All this is happening as Florida continues to reign as the site of one of the most serious outbreaks of the disease in the nation, thanks largely to DeSantis’ refusal to implement statewide social distancing and mask-wearing orders. Instead, he has actively sought to interfere with local initiatives to impose such common-sense anti-pandemic measures.
The harvest is that Florida currently has the second-worst death rate from COVID in the nation. It also boasts the third-worst per capita case rate in the country dating to the beginning of the pandemic.
These figures aren’t of solely local concern. Florida’s wide-open policies lure visitors from other states, where they can spread infections they pick up while partying once they return home.
DeSantis claims to encourage vaccination, but there’s little evidence of that. His who-cares approach has given the anti-vaccine crowd a priceless platform. At a public event on Sept. 13, DeSantis stood silently by as a speaker at the lectern to his right declared, “The vaccine changes your RNA, so for me that’s a problem.” The vaccine, it must be stated, does not change your RNA.
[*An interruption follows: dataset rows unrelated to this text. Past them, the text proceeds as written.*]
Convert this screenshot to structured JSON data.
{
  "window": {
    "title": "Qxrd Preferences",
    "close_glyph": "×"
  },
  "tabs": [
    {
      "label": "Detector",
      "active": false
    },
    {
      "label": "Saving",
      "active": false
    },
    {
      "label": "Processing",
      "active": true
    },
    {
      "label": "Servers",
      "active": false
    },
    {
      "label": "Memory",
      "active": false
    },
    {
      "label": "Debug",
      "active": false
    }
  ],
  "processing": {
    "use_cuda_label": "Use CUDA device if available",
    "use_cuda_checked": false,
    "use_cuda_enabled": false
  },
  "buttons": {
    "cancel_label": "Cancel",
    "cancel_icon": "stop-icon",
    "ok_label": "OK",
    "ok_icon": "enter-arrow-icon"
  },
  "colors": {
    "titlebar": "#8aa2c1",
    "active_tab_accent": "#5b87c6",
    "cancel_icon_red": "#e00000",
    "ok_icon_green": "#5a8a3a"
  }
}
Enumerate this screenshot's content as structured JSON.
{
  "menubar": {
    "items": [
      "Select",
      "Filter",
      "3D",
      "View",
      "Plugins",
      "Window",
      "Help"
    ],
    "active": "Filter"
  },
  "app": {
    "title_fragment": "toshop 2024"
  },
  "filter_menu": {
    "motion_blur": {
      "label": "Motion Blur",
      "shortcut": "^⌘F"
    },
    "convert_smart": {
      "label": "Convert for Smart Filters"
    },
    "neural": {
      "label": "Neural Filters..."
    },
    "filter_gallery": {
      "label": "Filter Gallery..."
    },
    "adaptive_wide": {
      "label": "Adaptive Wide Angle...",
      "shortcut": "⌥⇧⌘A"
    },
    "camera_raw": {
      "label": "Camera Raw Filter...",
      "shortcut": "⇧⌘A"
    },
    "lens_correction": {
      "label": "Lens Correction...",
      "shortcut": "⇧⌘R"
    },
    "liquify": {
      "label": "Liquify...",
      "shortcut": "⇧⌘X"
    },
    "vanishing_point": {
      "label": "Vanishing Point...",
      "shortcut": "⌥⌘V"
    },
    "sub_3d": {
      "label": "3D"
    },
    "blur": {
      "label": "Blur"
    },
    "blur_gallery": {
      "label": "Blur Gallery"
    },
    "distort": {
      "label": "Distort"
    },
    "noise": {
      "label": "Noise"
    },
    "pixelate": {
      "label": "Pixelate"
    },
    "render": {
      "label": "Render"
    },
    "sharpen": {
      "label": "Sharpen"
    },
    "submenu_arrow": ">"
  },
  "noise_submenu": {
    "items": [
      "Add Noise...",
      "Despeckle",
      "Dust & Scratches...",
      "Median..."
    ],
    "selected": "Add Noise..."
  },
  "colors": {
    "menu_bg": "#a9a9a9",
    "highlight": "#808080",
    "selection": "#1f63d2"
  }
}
What Ladapo has going for him is that his viewpoint closely tracks DeSantis’. In that respect, he rather differs from his predecessor, Scott Rivkees, a pediatrician who garnered the governor’s hostility in April 2020, at the dawn of the pandemic, by stating at a public meeting that until a vaccine was developed, Floridians would have to continue practicing social distancing.
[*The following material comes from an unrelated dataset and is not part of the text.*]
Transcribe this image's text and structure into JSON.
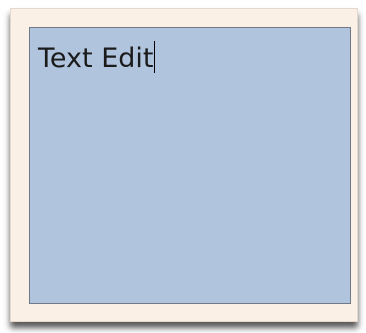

A DeSantis aide sent Rivkees out of the room, like a child who wouldn’t eat his spinach. He and the Department of Health, which he headed, was missing in action against the pandemic until Rivkees formally resigned this month.
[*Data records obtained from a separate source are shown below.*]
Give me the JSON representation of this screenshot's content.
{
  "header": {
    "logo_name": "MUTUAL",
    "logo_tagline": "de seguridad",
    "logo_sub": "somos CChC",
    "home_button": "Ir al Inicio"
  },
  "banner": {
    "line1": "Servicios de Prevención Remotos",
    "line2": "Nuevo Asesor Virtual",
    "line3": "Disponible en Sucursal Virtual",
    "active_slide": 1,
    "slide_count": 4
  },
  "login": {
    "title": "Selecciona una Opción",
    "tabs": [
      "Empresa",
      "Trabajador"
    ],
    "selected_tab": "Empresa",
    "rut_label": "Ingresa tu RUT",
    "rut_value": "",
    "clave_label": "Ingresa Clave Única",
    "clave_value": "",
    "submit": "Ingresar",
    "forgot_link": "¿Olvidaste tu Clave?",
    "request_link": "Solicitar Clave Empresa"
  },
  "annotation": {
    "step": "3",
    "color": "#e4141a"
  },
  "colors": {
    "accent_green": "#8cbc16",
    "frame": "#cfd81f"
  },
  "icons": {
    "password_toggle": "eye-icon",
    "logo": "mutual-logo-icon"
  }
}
Up to Tuesday, the damage done by Ladapo’s views about COVID-19 was limited. Things are different now. As David Gorski, host of the pseudoscience debunking site Respectful Insolence observes, his appointment to head Florida’s entire public health system “represents a dangerous new step in the evolution of the government response to COVID-19.”
One would have expected this from Ron DeSantis. One would have been right.